KEY POINTS

  • Virgin Galactic's spacecraft fits six passengers and two pilots, outfitted with custom seats
  • The cabin has mood lighting and handholds around the windows to help passengers when they reach space
  • Each seat has a digital screen that displays flight data

Nine months after Richard Branson’s space venture, Virgin Galactic, started trading on the New York Stock Exchange, the company unveiled its new spacecraft cabin and is conducting final test flights before taking accepting public passengers.

The space tourism company settled into its new headquarters, a futuristic building known as Spaceport America that's located in New Mexico.

Virgin Galactic recently said it's close to flying the 600 or so people who have put down as much as $250,000 for joyrides to the edge of space and back.

Virgin Galactic's sleek cabin fits six passengers and two pilots, outfitted with custom seats, plenty of windows, and 16 cameras to record customers' reactions.

“This cabin has been designed specifically to allow thousands of people like you and me to achieve the dream of spaceflight safely — and that is incredibly exciting,” Branson said in a statement.

The cabin has mood lighting and handholds around the windows to help passengers when they reach space. At the end of the cabin, there is a giant mirror that allows astronauts to view themselves. Each seat has a digital screen that displays flight data.

Since Branson founded the company in 2004, Virgin Galactic has carried on through a series of delays and setbacks, including a fatal accident in 2014 that killed a pilot. But now, after successfully flying people to space twice, it seems Virgin Galactic is nearing its first public flight.
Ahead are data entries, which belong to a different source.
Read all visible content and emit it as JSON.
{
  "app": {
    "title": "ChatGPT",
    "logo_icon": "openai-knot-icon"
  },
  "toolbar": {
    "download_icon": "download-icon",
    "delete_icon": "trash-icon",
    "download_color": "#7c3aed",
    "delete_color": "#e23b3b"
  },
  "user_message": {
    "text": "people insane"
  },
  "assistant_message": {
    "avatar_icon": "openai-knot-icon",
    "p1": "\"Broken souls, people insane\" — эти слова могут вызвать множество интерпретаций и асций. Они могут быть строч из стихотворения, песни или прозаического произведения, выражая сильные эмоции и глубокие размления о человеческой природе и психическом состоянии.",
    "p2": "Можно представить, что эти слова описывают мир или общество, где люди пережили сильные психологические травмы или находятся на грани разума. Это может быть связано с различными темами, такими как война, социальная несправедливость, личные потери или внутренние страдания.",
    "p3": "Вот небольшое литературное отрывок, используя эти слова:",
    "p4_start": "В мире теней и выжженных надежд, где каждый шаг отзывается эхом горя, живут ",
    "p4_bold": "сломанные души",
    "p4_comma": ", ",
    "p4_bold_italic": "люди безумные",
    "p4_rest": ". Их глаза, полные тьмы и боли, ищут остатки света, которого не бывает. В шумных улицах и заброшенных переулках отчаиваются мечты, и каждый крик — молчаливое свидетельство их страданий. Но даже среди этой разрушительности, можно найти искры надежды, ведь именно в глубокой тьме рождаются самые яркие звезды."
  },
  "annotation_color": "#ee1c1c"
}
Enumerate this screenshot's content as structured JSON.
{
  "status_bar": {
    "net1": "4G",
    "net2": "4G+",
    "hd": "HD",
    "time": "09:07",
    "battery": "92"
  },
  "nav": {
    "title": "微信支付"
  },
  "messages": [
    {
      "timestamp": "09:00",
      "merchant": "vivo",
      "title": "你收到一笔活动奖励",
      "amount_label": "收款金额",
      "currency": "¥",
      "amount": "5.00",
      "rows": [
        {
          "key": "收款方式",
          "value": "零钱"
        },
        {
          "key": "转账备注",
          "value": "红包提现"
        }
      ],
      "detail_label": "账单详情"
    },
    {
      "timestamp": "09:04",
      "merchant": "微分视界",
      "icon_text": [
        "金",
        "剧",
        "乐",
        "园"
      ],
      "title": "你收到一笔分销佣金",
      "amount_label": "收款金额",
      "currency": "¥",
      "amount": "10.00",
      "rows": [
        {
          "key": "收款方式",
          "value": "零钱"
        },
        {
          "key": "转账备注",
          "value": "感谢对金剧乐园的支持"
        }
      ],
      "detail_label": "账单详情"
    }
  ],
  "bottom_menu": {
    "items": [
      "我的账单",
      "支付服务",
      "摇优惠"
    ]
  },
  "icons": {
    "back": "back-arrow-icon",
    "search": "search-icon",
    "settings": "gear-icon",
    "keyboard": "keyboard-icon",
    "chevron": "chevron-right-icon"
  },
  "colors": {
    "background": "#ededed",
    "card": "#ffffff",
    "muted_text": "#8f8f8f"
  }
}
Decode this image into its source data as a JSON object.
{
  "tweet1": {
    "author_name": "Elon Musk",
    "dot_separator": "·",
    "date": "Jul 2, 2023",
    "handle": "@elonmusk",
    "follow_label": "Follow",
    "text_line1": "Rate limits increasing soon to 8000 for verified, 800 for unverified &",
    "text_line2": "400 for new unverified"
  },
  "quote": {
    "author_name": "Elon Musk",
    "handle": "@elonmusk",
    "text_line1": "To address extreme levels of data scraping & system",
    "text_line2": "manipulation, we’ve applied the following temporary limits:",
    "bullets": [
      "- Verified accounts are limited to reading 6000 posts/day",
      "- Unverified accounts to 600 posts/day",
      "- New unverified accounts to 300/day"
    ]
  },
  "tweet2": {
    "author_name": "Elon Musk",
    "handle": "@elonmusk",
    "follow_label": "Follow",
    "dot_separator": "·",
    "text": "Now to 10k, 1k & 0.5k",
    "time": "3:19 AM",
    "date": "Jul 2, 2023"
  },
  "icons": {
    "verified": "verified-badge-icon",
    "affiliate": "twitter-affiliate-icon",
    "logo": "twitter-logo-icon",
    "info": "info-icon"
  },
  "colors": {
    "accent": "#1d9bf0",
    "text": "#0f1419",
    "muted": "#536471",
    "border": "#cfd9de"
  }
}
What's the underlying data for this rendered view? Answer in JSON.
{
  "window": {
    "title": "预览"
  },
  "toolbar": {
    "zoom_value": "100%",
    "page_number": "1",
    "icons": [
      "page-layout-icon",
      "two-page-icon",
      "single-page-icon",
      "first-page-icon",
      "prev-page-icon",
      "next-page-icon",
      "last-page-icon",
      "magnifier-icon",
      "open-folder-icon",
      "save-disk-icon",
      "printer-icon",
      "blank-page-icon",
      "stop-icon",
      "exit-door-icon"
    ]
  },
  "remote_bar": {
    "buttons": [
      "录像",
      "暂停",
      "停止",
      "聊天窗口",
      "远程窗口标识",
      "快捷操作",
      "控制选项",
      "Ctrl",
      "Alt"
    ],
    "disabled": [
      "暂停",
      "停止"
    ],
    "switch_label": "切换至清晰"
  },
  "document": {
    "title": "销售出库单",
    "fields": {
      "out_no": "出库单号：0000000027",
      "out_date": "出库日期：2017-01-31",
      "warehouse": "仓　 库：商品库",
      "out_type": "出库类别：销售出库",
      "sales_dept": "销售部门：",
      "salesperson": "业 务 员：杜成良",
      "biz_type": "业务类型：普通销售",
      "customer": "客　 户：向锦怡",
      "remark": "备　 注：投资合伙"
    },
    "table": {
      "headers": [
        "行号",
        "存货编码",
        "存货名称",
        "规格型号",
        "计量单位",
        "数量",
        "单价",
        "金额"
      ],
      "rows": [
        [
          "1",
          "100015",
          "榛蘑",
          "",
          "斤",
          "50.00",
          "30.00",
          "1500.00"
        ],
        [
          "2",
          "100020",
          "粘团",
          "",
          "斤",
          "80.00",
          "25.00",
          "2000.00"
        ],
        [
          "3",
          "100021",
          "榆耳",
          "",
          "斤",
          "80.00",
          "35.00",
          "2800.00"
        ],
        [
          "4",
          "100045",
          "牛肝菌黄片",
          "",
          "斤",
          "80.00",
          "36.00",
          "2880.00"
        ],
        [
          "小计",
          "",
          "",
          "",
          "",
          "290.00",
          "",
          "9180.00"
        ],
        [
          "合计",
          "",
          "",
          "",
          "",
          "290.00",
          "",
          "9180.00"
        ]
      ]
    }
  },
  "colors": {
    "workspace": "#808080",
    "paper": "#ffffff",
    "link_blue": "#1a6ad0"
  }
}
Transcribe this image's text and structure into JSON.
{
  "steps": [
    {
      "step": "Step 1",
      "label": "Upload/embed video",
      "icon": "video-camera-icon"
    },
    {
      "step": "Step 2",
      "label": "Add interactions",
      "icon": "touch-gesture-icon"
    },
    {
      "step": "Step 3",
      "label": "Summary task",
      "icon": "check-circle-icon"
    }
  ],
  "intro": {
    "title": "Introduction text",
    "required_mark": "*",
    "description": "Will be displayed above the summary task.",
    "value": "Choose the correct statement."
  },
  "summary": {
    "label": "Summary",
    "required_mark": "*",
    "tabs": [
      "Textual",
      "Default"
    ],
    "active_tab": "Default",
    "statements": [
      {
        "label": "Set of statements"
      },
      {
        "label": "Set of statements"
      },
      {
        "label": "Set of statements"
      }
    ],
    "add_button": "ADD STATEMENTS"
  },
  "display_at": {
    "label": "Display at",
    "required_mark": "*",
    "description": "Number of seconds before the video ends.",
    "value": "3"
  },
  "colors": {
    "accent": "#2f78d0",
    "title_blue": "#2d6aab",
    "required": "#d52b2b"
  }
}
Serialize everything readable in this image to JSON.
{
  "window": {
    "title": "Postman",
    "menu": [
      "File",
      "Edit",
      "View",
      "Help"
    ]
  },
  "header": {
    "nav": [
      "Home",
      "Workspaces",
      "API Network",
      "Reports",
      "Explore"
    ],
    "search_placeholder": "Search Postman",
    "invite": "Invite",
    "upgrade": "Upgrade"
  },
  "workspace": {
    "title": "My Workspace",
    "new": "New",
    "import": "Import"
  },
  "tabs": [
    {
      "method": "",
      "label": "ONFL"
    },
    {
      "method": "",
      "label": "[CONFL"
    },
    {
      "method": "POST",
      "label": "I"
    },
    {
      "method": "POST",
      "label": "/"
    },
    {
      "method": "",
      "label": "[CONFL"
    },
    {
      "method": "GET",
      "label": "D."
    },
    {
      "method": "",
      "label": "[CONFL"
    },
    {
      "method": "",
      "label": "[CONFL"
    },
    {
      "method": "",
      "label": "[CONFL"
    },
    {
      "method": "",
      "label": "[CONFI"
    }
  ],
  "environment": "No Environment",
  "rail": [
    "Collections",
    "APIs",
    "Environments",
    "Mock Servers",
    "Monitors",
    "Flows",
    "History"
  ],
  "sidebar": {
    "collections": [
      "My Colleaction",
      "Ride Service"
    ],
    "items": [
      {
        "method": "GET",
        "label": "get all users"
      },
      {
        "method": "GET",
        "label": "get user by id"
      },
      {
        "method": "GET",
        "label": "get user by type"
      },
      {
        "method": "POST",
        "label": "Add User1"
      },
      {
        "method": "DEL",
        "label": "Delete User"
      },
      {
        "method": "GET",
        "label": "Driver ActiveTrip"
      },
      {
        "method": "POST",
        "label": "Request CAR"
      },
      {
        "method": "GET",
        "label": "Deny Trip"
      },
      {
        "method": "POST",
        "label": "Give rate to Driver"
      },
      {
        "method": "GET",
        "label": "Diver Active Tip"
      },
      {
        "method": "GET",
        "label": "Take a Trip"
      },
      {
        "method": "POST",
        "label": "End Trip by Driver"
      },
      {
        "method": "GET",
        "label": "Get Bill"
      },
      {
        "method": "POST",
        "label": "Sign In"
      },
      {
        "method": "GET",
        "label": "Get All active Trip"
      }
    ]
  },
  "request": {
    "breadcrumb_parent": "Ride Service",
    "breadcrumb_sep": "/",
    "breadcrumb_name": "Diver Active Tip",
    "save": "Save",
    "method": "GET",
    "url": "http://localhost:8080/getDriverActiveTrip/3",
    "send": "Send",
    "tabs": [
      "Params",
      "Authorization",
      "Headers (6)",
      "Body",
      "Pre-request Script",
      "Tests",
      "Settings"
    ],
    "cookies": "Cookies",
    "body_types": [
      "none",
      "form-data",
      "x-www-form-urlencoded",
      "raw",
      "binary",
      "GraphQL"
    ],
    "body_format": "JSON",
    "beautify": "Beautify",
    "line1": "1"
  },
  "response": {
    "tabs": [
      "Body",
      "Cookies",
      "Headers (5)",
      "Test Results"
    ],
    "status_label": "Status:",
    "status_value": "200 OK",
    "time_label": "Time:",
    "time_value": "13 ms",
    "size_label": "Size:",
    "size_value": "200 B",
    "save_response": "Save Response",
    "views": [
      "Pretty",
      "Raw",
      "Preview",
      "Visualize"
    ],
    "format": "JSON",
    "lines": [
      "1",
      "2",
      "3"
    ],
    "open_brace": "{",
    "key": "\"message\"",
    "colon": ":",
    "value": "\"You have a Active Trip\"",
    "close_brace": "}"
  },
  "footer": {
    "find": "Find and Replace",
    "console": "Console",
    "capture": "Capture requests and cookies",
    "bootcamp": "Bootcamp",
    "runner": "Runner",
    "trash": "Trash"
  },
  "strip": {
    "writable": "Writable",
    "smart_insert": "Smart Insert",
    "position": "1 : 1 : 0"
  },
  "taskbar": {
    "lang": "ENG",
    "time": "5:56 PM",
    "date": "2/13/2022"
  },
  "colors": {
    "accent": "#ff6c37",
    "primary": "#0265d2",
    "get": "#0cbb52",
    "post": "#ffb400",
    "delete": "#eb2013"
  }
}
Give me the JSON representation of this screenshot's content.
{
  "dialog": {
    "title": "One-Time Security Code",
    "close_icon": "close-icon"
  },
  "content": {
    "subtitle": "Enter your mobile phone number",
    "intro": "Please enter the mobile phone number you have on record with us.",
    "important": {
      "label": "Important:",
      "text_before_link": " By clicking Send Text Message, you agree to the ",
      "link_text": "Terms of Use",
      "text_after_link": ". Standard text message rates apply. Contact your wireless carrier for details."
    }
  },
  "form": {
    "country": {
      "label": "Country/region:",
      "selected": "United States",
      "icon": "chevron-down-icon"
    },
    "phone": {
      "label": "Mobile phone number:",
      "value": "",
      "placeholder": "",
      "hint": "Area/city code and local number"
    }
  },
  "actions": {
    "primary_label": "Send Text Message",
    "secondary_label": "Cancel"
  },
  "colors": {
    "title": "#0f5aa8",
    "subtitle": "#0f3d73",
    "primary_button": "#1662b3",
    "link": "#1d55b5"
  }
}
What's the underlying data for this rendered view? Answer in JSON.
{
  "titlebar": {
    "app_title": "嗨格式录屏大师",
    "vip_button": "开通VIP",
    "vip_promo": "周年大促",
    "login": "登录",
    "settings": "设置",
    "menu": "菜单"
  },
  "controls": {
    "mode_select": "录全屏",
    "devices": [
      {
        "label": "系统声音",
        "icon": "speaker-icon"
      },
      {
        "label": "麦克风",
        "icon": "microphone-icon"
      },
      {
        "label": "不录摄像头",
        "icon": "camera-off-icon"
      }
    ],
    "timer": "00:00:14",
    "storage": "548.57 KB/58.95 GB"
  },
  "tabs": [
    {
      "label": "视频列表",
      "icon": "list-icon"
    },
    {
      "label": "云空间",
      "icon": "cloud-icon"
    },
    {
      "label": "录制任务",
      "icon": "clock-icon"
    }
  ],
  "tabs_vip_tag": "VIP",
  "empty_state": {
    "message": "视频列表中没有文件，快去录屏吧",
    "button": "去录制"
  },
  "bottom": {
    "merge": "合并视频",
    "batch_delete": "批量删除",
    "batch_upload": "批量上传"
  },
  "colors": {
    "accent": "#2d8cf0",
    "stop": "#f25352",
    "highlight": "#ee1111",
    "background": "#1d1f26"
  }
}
The experience begins at Spaceport America in the New Mexico desert, where passengers will board the spaceship.

Unlike traditional rockets that launch vertically, Virgin Galactic’s SpaceShipTwo is air-launched. The spaceship is strapped to the belly of an airplane that escorts it to an altitude of about 45,000 feet. There, it releases the spaceship, which travels 50 miles further into the atmosphere. After reaching its max height the spaceship falls back down to Earth and glides to the runway like an airplane.

Virgin Galactic plans to conduct its next test flight on Oct. 22.

The flight will be the first of two tests and will only have two test pilots on board. Virgin Galactic said that the second flight test will have four people inside the cabin. If both test flights succeed, Virgin Galactic expects to fly founder Sir Richard Branson in the first quarter of 2021.